Die Materie ist komplex, die Erwartungen und Meinungen der Beteiligten zu dem Vorhaben der Bundesregierung sind höchst unterschiedlich. Medienberichten zufolge wird keine schnelle Einigung erwartet, die Koalition hat konkrete Beschlüsse zum Netzpaket auf September vertagt.

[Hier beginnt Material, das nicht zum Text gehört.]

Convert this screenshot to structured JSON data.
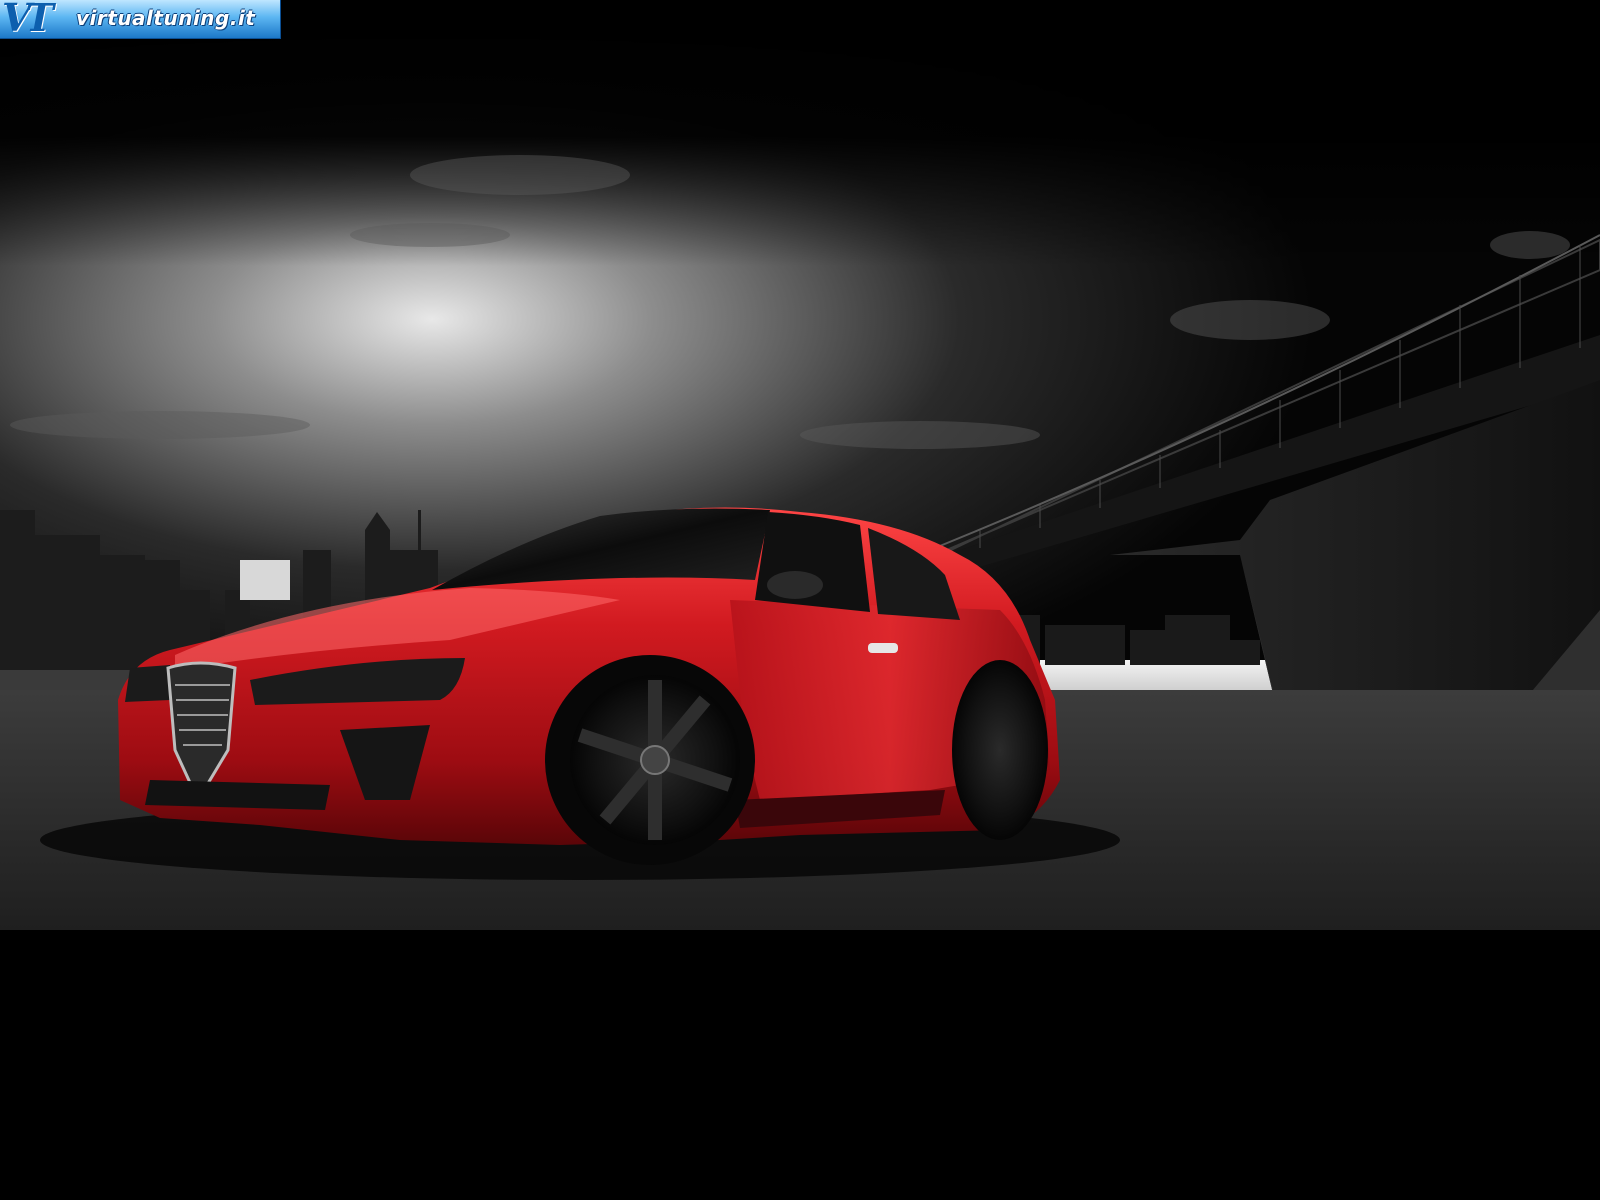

1 Green Planet Energy, Netzpaket des Bundeswirtschaftsministeriums ist Frontalangriff auf die Energiewende, 9.2.2026,
www.green-planet-energy.de/presse/artikel/netzpaket-des-bundeswirtschaftsministeriums-ist-frontalangriff-auf-die-energiewende, Zugriff am 16.5.2026.
2 BT-Drs. 21/4457.
3 Korb, Julian, Solarstrom-Abregelung steigt um 97 Prozent – Redispatch-Zahlen 2025 veröffentlicht, 31.3.2026,
www.zfk.de/energie/strom/redispatch-2025-pv-abregelung-verteilnetz, Zugriff am 16.5.2026.
4 Gäthke, Sönke/Essink, Simon, Kraftwerksstrategie: Braucht Deutschland die geplanten Kapazitäten wirklich? 29.4.2026,
www.sciencemediacenter.de/angebote/kraftwerksstrategie-braucht-deutschland-die-geplanten-kapazitaeten-wirklich-26092?channel=MSN, Zugriff am 16.5.2026.
5 Herrndorff, Mareike/Godron, Philipp, Warum der geplante Redispatch-Vorbehalt für Erneuerbare die Energiewende ausbremst, 17.4.2026, www.agora-energiewende.de/aktuelles/warum-der-geplante-redispatch-vorbehalt-fuer-erneuerbare-die-energiewende-ausbremst, Zugriff am 16.5.2026.
6 EnBW AG, Pressemitteilung: EnBW und EWE stellen Konzept für flexible Netzanschlüsse als Alternative zum Redispatch-Vorbehalt vor, 21.4.2026, www.enbw.com/presse/flexible-netzanschluesse-erneuerbare-energien-konzept.html, Zugriff am 16.5.2026.